Nella Resurrezione del nostro Salvatore si trova la garanzia della nostra eterna gioia; e nell’intercessione della Sua Santissima Madre abbiamo il mezzo più sicuro per avvicinarci, al di fuori dei sacramenti stessi, a questa gioia imperitura.

Lei è un ricorso sempre pronto durante le nostre prove, una misericordiosa donatrice di benedizioni e di gioia anche quando la speranza sembra terminata. Possa il tropario della Sua icona essere la nostra preghiera:

Gioia di tutti coloro che sono nell’afflizione affrettati, ti preghiamo, e salva i Tuoi servi”.

Eugene Rose


[1] Sulla Fede Ortodossa, IV, 6.

[2] Nota di redazione Teandrico non presente nell’articolo originale:  «Akathistos» si chiama per antonomasia quell’inno liturgico della Chiesa bizantina del secolo V dedicato alla Theotokos, che divenne poi modello di molte altre composizioni liturgiche antiche e recenti. «Aka­thistos» non è il titolo originario, ma una nota rubrivcale: «non seduti», perché tradizionalmente si canta «stando in piedi», manifestando così una particolare importanza e devozione come accade quando ascolta il Vangelo o si recita il Padre nostro.

[3] Nota di redazione Teandrico non presente nell’articolo originale:  Un moleben (slavo ecclesiastico, in greco paraklisis), è un servizio di preghiera di supplica in onore di nostro Signore Gesù Cristo, della Theotokos o di un Santo o di un Martire.
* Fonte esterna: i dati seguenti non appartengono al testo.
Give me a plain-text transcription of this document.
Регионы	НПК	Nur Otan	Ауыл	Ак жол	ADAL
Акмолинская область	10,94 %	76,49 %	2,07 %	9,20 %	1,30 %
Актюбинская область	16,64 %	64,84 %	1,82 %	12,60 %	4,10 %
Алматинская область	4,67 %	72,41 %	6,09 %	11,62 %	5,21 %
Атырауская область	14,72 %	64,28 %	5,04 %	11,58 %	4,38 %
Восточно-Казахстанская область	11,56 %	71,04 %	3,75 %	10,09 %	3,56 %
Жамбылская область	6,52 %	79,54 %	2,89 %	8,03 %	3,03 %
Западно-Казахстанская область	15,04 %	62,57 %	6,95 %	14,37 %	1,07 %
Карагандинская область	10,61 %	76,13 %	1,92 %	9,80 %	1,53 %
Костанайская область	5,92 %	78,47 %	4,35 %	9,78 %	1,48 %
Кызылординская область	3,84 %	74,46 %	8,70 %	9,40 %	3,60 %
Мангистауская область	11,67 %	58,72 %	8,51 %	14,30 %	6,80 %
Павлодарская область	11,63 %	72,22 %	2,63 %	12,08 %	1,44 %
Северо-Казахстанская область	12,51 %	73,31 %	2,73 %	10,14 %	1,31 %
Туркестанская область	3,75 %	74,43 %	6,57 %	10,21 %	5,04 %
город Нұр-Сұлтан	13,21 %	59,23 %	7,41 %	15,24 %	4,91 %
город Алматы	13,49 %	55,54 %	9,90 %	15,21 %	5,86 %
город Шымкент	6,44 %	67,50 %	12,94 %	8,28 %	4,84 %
È un servizio di tradizione slava ma che si richiama al servizio della Paraklisis. Un moleben è solitamente celebrato da un sacerdote ordinato, ma anche un laico può fare un moleben, sebbene in un’altra forma.

[4] Per un resoconto in inglese di questa icona, vedi Orthodox Life (publ. da Holy Trinity Monastery, Jordanville, New York), 1963, n. 4.